Oggi il Maestro è sereno, ha appena ultimato altre due tappe importanti della sua incredibile carriera. Ha finito di registrare la colonna sonora de La corrispondenza, l’ultimo film di Giuseppe Tornatore, con cui ha creato un vero e proprio sodalizio fin dai tempi di Nuovo cinema Paradiso, in uscita nel 2016. Poi l’ultimo western di Quentin Tarantino, che lo ha convinto a scrivere la colonna sonora del suo film The Hateful Eight, in uscita a Natale. Tarantino non nasconde la sua personale vittoria su Morricone per averlo convinto a scrivere la musica per il suo film: “La colonna sonora del mio ultimo film, composta dal grande Maestro Ennio Morricone, segna il suo felice ritorno al genere western dopo 40 anni”.

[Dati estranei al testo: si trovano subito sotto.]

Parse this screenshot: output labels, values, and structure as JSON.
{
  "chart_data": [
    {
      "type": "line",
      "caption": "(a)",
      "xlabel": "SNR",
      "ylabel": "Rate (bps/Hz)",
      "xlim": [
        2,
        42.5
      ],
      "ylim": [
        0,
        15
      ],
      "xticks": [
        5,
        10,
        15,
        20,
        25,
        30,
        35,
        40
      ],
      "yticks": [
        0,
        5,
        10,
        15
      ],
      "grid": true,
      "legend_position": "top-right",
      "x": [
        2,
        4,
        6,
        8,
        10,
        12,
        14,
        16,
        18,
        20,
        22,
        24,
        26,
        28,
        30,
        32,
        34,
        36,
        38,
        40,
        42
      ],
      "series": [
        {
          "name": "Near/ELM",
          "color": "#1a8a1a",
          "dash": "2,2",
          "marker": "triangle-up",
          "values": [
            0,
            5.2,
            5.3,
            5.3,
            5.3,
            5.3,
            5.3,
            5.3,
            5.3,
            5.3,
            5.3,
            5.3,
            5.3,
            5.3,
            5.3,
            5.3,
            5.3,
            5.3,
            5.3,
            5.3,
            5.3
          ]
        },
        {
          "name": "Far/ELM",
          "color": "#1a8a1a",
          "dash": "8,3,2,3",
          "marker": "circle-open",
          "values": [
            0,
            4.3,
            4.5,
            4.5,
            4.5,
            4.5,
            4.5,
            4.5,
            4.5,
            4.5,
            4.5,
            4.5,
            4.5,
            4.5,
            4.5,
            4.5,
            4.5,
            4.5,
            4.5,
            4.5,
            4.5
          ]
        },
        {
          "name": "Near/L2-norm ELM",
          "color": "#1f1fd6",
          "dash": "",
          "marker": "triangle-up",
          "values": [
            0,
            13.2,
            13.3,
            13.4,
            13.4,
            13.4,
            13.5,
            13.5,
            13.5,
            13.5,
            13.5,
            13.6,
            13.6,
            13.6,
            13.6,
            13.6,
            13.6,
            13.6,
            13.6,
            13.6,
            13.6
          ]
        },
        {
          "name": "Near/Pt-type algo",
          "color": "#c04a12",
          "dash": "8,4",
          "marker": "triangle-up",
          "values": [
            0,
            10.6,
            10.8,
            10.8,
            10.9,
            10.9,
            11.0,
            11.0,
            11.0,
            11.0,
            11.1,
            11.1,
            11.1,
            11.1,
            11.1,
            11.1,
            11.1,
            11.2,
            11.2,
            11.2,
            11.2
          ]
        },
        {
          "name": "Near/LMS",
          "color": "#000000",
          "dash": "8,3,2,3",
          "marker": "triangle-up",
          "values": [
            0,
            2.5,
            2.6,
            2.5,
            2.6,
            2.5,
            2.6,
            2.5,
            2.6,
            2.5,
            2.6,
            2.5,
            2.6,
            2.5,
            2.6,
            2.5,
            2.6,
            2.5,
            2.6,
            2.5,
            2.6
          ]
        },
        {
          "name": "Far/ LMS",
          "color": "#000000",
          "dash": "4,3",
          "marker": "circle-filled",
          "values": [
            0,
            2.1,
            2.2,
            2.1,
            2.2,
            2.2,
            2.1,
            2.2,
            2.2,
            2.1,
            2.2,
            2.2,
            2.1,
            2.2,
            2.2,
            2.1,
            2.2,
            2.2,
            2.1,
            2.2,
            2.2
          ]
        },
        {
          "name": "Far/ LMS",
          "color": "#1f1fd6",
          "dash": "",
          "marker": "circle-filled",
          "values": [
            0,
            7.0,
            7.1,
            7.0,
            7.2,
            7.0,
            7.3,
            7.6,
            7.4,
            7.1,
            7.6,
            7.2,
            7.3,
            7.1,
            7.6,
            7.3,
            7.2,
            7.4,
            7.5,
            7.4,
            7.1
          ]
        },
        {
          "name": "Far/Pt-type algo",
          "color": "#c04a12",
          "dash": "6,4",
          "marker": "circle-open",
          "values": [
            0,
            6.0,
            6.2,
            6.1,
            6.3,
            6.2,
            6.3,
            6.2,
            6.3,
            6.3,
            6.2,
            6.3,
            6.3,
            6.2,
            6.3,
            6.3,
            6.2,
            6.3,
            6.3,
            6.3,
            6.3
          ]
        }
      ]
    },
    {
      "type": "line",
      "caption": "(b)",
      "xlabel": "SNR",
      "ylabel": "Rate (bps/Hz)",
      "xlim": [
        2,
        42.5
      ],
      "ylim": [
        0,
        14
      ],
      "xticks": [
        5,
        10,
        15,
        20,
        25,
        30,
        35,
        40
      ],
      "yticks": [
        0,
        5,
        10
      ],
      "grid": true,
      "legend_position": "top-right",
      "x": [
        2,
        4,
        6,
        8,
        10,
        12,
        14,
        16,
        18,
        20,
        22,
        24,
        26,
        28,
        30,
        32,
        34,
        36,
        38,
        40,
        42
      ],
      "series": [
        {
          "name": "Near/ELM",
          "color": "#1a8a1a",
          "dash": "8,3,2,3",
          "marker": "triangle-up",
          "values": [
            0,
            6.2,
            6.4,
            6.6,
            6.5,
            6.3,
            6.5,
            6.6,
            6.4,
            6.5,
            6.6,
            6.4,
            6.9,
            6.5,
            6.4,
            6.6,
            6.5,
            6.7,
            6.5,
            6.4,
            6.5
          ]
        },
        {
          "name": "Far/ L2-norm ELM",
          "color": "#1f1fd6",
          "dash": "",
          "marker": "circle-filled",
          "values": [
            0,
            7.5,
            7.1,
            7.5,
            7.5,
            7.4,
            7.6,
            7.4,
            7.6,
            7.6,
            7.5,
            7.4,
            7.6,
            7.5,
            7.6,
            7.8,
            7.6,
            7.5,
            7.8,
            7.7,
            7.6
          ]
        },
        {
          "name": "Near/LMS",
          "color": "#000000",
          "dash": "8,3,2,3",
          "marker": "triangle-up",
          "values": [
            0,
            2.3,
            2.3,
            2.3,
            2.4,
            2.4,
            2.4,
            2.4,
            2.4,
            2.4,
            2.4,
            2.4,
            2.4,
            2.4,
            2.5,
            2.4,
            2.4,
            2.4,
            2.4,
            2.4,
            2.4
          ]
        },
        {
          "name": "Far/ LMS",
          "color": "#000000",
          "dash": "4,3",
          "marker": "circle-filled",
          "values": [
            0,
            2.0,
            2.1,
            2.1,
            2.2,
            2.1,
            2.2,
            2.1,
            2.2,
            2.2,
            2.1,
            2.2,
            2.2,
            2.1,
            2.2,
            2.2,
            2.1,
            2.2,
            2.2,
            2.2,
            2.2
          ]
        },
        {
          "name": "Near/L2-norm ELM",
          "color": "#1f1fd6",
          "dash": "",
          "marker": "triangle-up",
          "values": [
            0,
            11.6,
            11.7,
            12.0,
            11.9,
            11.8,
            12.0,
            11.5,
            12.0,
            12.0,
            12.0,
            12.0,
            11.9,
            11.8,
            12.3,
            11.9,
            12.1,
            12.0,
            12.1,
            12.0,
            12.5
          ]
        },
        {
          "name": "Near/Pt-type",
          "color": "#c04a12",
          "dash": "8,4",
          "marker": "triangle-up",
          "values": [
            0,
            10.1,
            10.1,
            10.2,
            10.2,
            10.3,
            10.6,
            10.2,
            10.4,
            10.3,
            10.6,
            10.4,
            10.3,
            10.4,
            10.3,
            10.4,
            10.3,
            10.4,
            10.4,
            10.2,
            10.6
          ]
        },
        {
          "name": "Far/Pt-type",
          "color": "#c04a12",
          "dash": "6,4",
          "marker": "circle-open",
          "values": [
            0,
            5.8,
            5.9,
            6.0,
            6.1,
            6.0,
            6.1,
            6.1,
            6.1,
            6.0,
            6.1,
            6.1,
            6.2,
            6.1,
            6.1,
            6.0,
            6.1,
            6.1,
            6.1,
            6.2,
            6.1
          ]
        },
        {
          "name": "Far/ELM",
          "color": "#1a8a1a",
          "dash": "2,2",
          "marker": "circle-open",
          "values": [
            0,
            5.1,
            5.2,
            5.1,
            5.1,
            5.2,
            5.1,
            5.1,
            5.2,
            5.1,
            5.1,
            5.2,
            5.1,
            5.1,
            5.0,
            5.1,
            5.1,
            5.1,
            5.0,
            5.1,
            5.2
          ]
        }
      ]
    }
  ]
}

L’omaggio a Morricone comprende la proiezione di uno speciale documentario, da me curato, che sarà proiettato nell’ambito di una serata d’onore co-organizzata con il Centro Sperimentale di Cinematografia-Cineteca Nazionale presso la Sala Blasetti l’11 dicembre. A seguire, fino al 20 dicembre, la Cineteca Nazionale e il Roma Film Festival presenteranno al Cinema Trevi una importante retrospettiva di film italiani e stranieri che recano la firma di Morricone.
Vorrei chiudere questo mio breve intervento con un affettuoso ringraziamento all’amico Ennio, che in tutti questi anni ci ha fatto sognare, ci ha trasportato in un’atmosfera magica con le sue note meravigliose.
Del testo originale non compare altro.